Times of great uncertainty


So, what now?


Suddenly we seem to have transcended from a time where an independent judiciary was making great strides towards holding the mighty accountable and contributing to a more democratic society to a time when the Supreme Court’s decision is questioned, rejected, even ridiculed. How does it reflect on the apex court, after all, that the former PM and former PML-N head continues to chair the party’s meetings and have the final say in all important matters despite the disqualification? Did anybody notice how many iqama holders litter the new cabinet? And what about those social media jabs implying that the judiciary was remote controlled? And, even worse, what comes after direct accusations like the ones leveled by Asma Jahangir in her meet-the-press?

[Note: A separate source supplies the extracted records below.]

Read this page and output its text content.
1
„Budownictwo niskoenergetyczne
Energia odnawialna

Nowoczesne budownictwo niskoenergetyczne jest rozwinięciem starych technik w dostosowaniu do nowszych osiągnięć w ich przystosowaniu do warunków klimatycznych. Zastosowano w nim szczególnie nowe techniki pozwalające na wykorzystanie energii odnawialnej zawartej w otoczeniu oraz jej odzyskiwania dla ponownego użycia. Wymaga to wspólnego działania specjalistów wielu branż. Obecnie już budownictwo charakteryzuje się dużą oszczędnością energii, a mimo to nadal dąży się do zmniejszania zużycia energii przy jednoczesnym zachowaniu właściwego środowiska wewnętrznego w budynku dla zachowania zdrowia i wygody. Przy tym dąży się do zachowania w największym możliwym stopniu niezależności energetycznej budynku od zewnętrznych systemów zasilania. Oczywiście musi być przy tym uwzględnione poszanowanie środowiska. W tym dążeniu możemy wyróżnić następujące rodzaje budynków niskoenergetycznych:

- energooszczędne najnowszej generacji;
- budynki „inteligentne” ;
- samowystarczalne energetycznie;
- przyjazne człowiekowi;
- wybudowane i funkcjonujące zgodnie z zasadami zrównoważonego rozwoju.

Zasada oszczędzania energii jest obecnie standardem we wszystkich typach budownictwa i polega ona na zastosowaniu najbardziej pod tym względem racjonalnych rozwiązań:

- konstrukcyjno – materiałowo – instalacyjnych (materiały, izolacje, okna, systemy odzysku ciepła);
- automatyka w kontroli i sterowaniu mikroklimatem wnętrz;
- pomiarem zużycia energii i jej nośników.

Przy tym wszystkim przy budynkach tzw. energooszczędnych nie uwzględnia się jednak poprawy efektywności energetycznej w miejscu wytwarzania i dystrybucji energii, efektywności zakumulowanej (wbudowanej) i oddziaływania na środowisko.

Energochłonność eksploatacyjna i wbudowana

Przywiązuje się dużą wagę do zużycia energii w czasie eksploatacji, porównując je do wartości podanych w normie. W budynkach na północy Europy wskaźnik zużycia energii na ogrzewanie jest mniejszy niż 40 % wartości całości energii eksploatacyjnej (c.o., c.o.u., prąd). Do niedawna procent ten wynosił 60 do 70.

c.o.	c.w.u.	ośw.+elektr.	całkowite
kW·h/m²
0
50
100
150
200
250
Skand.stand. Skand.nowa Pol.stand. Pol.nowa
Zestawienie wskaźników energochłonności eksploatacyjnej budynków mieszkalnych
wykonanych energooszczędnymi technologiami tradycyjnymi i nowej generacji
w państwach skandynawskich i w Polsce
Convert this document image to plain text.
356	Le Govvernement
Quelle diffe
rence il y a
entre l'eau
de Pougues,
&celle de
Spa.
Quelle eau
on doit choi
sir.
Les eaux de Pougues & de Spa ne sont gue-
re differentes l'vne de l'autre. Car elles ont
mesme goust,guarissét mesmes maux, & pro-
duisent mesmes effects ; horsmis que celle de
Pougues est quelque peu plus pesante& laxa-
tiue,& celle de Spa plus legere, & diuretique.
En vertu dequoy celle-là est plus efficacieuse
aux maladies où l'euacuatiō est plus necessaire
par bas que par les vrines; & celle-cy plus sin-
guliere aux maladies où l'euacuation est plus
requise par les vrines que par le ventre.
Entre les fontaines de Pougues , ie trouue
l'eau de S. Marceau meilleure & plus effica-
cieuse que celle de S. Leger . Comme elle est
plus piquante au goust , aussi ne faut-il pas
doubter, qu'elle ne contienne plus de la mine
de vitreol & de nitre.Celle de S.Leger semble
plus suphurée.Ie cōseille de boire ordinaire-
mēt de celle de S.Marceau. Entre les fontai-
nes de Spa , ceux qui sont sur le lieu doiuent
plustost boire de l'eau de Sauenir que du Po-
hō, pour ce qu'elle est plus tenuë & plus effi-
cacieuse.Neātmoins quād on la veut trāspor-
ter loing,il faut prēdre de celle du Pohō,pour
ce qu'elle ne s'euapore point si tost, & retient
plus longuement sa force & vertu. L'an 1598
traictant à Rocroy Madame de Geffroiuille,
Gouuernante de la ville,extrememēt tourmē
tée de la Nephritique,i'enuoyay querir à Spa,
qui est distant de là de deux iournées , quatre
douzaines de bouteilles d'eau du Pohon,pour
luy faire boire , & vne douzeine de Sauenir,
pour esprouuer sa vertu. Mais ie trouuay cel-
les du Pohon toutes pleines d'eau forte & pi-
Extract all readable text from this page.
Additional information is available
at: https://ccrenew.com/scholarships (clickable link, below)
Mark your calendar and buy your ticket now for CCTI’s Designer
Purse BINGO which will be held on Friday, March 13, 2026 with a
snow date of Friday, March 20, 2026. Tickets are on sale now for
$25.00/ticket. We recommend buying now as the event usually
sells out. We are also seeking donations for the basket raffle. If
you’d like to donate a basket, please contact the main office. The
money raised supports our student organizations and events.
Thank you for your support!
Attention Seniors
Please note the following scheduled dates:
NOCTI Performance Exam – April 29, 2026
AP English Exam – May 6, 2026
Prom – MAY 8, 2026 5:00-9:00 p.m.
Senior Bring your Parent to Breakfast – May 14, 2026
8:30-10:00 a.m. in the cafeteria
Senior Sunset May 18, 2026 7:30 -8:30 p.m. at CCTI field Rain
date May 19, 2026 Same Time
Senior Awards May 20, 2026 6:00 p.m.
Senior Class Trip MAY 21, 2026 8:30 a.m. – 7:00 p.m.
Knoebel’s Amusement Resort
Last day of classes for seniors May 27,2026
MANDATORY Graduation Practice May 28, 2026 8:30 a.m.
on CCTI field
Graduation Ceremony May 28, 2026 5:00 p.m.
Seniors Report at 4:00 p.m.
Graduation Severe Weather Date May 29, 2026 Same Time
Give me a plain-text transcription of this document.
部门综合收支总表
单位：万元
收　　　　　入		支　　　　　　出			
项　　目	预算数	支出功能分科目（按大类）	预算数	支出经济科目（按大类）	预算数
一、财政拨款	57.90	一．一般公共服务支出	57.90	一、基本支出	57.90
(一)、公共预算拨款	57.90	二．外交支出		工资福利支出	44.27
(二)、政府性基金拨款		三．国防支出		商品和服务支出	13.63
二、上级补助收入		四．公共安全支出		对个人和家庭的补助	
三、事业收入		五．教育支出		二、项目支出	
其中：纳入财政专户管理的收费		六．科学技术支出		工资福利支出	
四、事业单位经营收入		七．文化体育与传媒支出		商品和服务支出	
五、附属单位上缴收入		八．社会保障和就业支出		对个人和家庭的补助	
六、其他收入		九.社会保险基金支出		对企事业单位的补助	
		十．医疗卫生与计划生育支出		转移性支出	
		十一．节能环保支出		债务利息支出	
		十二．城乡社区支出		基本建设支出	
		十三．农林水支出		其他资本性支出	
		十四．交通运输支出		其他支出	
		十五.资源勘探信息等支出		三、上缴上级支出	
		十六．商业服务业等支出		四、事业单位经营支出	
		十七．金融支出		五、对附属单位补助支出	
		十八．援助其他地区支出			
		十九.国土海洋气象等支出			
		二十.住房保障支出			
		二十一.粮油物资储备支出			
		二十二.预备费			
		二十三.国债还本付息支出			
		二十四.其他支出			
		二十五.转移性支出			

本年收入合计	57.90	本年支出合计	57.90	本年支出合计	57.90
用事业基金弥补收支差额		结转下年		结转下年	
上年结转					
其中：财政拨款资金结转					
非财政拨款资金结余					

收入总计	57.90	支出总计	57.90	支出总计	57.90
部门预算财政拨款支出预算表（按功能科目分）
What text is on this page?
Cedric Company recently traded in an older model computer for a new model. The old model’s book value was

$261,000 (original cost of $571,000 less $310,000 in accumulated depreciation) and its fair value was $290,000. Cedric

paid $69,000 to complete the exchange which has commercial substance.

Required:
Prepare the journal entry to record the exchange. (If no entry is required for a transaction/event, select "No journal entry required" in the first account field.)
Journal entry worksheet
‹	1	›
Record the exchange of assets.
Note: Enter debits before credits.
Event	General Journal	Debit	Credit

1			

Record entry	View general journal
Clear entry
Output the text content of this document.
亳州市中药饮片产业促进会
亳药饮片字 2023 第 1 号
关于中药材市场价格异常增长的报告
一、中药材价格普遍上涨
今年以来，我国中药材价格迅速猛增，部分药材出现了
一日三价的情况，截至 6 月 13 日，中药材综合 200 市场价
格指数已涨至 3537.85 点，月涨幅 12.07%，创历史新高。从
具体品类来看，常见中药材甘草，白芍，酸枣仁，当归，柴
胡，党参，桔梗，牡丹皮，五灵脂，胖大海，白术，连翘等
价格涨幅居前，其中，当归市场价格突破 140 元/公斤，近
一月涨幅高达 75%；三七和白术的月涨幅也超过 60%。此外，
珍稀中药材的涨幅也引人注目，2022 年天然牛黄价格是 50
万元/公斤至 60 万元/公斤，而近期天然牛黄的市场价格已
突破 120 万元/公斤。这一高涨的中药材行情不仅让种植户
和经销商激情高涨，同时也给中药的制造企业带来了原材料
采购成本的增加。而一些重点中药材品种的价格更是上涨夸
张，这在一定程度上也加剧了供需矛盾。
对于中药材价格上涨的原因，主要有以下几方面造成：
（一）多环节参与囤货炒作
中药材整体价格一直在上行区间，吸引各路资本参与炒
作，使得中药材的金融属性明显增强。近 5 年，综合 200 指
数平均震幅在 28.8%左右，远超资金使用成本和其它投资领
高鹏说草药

Now there is very little order and much chaos. The political mudslinging, pretty ugly in the best of times, is getting even worse. Some, it seems, would like the disqualification precedent to become our political equivalent of the dreaded guillotine of the French revolution. Sadly, very little of the politics, at least till the election, will now be about Pakistan and democracy and much of it will revolve around personal vilification and denunciation of the other.

The first order or business should be restoring order. But who exactly is going to do that? The government, stung by the disqualification, is throwing everything at the wall hoping something will stick. The Court, so far, continues to watch from the side as the N League pretty much rejects its verdict. Anybody else influencing, or trying to influence, the situation would of course be undemocratic and unacceptable. But how well are the pillars of democracy themselves functioning? And, more importantly, how are they serving the interests of the people and the nation? Once more institutions and politicians are at each other’s throat, and once again they have only themselves to blame.